Thursday, December 13, 2007

The young reporter and a really old dinosaur


So, some journalism dinosaurs have a problem with young reporters writing for Page One. Obviously as a young reporter I am biased, but I don't see why news articles can't be judged on merit instead of their author's age. Anyway, one of the more interesting stories I've read in the LA Times in the past few years -- "Adam, Eve and T. Rex" -- was penned by Ashley Powers, who at the time was fairly fresh out of college.
Cabazon, Calif. - Dinny the roadside dinosaur has found religion.

The 45-foot-high concrete apatosaurus has towered over Interstate 10 near Palm Springs for nearly three decades as a kitschy prehistoric pit stop for tourists.

Now he is the star of a renovated attraction that disputes the fact that dinosaurs died off millions of years before humans first walked the planet.

Dinny's new owners, pointing to the Book of Genesis, contend that most dinosaurs arrived on Earth the same day as Adam and Eve, some 6,000 years ago, and later marched two by two onto Noah's Ark. The gift shop at the attraction, called the Cabazon Dinosaurs, sells toy dinosaurs whose labels warn, "Don't swallow it! The fossil record does not support evolution."

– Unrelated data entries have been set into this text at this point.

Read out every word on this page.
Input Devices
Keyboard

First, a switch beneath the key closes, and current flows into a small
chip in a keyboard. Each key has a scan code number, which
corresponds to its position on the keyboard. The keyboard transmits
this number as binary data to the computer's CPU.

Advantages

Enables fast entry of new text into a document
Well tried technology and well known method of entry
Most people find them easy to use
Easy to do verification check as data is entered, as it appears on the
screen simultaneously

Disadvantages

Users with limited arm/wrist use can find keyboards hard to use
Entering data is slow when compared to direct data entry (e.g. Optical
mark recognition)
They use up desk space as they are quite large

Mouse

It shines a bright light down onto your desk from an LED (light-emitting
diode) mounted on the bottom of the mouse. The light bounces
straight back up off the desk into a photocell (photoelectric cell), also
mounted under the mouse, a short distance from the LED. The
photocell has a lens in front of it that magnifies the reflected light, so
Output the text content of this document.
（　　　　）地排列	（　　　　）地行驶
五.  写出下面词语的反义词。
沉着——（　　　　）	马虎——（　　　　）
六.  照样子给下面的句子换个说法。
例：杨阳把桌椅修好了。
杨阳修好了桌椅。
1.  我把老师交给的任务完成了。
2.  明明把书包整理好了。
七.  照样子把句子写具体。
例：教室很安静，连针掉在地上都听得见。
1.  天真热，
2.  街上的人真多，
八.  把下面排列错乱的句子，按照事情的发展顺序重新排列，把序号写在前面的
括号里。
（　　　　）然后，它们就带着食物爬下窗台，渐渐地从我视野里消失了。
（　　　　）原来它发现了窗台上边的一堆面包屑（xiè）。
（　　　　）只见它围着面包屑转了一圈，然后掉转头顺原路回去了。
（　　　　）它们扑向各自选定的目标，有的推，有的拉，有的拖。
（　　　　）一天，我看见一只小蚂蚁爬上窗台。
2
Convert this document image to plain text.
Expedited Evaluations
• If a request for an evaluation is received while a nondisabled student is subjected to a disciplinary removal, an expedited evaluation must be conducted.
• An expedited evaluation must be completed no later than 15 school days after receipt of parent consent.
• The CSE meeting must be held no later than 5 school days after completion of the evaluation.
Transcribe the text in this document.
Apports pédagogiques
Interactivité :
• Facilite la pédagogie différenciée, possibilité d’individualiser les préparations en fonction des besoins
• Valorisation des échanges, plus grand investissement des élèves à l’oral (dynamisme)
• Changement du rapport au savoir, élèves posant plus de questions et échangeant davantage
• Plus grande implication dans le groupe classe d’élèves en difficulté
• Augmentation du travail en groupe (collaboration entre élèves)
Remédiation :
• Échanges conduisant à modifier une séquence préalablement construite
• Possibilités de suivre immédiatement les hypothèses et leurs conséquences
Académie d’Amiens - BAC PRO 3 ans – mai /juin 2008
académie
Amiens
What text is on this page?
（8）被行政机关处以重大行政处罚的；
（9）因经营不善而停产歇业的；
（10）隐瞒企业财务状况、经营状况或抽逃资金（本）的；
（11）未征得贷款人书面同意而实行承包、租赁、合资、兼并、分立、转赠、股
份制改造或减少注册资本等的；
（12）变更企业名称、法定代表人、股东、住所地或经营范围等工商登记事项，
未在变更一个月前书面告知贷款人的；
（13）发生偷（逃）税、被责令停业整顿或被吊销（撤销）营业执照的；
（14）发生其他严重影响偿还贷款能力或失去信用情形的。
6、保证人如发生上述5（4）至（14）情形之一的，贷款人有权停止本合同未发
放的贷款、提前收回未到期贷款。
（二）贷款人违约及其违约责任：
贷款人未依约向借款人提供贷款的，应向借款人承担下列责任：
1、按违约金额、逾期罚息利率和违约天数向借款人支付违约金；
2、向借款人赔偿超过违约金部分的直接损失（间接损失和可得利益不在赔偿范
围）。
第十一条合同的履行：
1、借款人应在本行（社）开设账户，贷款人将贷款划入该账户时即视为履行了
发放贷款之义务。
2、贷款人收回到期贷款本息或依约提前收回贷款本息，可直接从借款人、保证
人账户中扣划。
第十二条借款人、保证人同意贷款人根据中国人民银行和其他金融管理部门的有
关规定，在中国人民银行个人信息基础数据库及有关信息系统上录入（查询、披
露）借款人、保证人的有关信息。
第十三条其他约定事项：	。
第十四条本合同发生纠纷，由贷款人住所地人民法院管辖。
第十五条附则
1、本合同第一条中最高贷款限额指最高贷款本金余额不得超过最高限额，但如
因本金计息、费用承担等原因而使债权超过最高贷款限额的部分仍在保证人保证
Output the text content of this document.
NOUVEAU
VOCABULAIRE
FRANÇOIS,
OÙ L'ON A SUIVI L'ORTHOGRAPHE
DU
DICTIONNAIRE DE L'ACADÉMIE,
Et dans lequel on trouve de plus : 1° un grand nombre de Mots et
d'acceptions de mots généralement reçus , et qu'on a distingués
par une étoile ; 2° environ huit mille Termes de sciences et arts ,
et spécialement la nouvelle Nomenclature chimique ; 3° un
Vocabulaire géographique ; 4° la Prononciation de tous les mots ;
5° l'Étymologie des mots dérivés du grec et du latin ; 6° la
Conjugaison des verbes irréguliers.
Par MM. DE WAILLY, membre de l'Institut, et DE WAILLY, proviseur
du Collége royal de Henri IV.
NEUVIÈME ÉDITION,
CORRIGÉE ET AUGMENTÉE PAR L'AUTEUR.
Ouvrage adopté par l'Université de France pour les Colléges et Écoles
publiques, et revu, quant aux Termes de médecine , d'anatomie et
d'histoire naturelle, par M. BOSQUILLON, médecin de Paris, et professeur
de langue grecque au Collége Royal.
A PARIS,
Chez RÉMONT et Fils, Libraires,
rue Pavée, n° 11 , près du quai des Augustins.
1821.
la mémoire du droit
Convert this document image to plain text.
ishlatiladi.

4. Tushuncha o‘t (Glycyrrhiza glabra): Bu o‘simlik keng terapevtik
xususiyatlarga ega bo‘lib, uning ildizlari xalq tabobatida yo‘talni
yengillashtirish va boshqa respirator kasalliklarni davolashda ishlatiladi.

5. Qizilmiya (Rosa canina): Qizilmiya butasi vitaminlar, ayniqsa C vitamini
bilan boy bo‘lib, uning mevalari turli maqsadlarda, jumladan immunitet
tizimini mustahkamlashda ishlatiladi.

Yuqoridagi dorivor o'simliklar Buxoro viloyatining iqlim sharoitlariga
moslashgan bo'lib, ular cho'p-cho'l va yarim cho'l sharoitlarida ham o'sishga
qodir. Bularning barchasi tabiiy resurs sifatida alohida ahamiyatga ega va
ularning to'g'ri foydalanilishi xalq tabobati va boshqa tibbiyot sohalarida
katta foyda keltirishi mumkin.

The Cabazon Dinosaurs join at least half a dozen other roadside attractions nationwide that use the giant reptiles' popularity in seeking to win converts to creationism. And more are on the way.

"We're putting evolutionists on notice: We're taking the dinosaurs back," said Ken Ham, president of Answers in Genesis, a Christian group building a $25-million creationist museum in Petersburg, Ky., that's already overrun with model sauropods and velociraptors.

"They're used to teach people that there's no God, and they're used to brainwash people," he said. "Evolutionists get very upset when we use dinosaurs. That's their star."

The nation's top paleontologists find the creation theory preposterous and say children are being misled by dinosaur exhibits that take the Jurassic out of "Jurassic Park."

"Dinosaurs lived in the Garden of Eden, and Noah's Ark? Give me a break," said Kevin Padian, curator at the University of California Museum of Paleontology in Berkeley and president of National Center for Science Education, an Oakland group that supports teaching evolution. "For them, 'The Flintstones' is a documentary."
Not far from Cabazon, in Yucca Valley, is another Christian public exhibit, Desert Christ Park. I wrote about the decaying statues years ago for The Sun, but I can't find the article online or on LexisNexis. This isn't it, but it covers the park's constitutional and struggle.